I should insert here a quote from the AP, concerning our part in the parade:
“The Grande Rio school riffed on the theme of petroleum in an apparent homage to the discovery of massive offshore oil deposits off Rio’s coast. The school sent out dancers dressed in deep sea diving equipment complete with oversized fins, and others in black sequined dresses meant to look like an oil slick. Another group of dancers with the same school puzzled spectators when they danced by wearing giant plates of lobster and brandished oversized cutlery.”
It may have been a problem to someone that we made no sense, but not to us. The stadium lighting was as bright as the sun, the crowd’s roar crashing over us like waves. Grande Rio’s song, and its refrain “…its our black gold carnaval” played over and over. We mouthed the words and danced. Magda sambad, I shuffled, trying desperately to keep my shoes on. We waved our cutlery at the crowd and they cheered in response. The line of haciendas broke, their oilrigger going apoplectic as they stumbled into each other. We mugged for the hundreds of cameras flashing at us, we danced and drowned in the manic energy. At one point a plate of seafood broke through our ranks, she’d lost her hat, her fork and knife, and her mind. She was spinning like a top. She crashed into the haciendas before the oil rigger yanked her out of the parade. I’ve never seen someone so violently and abruptly vanish from their point they were previously occupying. Security escorted the banished entrée from the stadium. Near the end of the parade, more plates broke ranks and shoved their way to the front. Someone stepped on one of their tablecloths and they stumbled. When they spun around, angry, I threatened to eat them with my knife and fork.

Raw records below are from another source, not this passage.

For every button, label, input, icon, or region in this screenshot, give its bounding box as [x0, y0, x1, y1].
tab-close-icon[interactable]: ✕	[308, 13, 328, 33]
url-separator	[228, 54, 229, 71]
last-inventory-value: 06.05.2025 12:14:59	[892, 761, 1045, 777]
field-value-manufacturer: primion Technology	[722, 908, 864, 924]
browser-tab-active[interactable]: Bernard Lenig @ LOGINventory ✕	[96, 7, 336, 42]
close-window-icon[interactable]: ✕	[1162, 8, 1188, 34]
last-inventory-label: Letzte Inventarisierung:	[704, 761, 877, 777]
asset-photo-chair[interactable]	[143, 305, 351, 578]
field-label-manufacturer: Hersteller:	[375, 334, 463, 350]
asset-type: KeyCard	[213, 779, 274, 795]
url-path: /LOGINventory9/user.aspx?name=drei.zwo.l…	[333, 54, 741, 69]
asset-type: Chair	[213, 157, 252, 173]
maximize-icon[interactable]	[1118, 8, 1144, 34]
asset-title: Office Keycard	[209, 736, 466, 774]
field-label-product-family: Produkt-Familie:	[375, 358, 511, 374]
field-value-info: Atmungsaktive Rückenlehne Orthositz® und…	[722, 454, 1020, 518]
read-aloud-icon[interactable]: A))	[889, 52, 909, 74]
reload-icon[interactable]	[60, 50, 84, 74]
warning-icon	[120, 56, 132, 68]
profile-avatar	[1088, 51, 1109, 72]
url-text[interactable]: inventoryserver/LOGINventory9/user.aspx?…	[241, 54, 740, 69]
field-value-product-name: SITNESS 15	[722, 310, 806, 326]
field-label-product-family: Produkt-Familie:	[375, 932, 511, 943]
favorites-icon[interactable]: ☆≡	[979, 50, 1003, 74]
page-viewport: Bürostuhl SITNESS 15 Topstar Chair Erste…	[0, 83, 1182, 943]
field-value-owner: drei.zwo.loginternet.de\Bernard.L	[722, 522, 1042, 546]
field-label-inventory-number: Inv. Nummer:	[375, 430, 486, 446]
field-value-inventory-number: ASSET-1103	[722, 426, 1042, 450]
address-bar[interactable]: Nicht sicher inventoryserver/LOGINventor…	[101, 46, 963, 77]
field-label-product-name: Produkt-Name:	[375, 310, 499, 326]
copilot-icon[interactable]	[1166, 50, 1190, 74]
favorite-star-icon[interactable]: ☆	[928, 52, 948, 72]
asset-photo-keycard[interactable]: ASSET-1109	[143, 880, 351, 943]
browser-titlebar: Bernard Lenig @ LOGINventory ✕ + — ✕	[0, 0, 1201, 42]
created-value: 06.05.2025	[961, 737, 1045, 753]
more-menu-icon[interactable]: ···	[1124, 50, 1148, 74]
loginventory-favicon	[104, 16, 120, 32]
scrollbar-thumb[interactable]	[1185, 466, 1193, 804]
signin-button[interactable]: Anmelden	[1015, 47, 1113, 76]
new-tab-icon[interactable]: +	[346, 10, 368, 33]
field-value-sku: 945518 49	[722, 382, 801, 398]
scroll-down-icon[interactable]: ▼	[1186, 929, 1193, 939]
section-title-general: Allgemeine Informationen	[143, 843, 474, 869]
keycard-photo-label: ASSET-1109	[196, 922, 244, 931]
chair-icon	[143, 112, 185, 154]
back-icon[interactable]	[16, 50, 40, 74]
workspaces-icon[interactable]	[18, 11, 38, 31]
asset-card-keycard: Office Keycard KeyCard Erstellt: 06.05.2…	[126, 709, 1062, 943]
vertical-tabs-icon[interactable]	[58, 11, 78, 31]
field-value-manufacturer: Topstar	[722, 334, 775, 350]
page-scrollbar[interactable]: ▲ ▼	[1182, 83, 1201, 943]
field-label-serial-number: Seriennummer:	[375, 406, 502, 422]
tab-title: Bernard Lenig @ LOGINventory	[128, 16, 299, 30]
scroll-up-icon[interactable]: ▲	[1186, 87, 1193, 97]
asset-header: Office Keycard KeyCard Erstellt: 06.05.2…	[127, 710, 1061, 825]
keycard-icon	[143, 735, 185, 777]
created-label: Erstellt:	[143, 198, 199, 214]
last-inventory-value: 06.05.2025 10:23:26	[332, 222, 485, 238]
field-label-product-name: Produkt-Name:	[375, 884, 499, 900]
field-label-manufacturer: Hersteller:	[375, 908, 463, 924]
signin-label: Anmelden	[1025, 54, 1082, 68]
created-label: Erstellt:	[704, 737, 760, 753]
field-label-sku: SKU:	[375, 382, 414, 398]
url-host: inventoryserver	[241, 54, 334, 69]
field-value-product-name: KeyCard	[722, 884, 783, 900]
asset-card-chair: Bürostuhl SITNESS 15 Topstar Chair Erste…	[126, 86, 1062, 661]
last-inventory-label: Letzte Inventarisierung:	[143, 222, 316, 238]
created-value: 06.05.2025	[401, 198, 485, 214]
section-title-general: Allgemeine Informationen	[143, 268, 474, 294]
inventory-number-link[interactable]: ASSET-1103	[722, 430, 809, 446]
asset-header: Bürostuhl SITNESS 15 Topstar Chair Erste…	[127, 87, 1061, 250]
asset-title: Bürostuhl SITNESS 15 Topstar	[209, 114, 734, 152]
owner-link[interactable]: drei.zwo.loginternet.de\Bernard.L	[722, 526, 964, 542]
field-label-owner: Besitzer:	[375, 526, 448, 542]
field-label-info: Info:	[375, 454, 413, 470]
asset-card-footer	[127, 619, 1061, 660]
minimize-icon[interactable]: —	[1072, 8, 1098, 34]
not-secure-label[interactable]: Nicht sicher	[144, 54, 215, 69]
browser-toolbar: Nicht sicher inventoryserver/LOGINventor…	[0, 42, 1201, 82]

Too soon it was over. We reached the end of the parade route and were ushered off into several directions, crowds still cheering and waving. Magda broke free in the commotion, and having tossed aside her utensils, she whipped out her camera from beneath a big piece of lettuce. I swam against the crowd to reach her, spilling fries and casting aside red onions. We spent the next half an hour photographing the end of our school’s parade. Grande Rio came in third, a disappointing finish. In preparation for the next school, we e were ushered out of the Sambadrome, firmly but gently. Uniformed men with giant brooms swept cast aside costumes towards a brightly colored pile of trash. Garbage trucks were eating the remnants of the parade, mouthfuls at a time. More fireworks as the next school began, but we were outside of the Sambadrome now, the fences closing gently in our faces. We turned to wade through the piles of seafood, baby cribs, stork legs, to look for a taxi home. The Samba beat continued to pulse long after we were gone.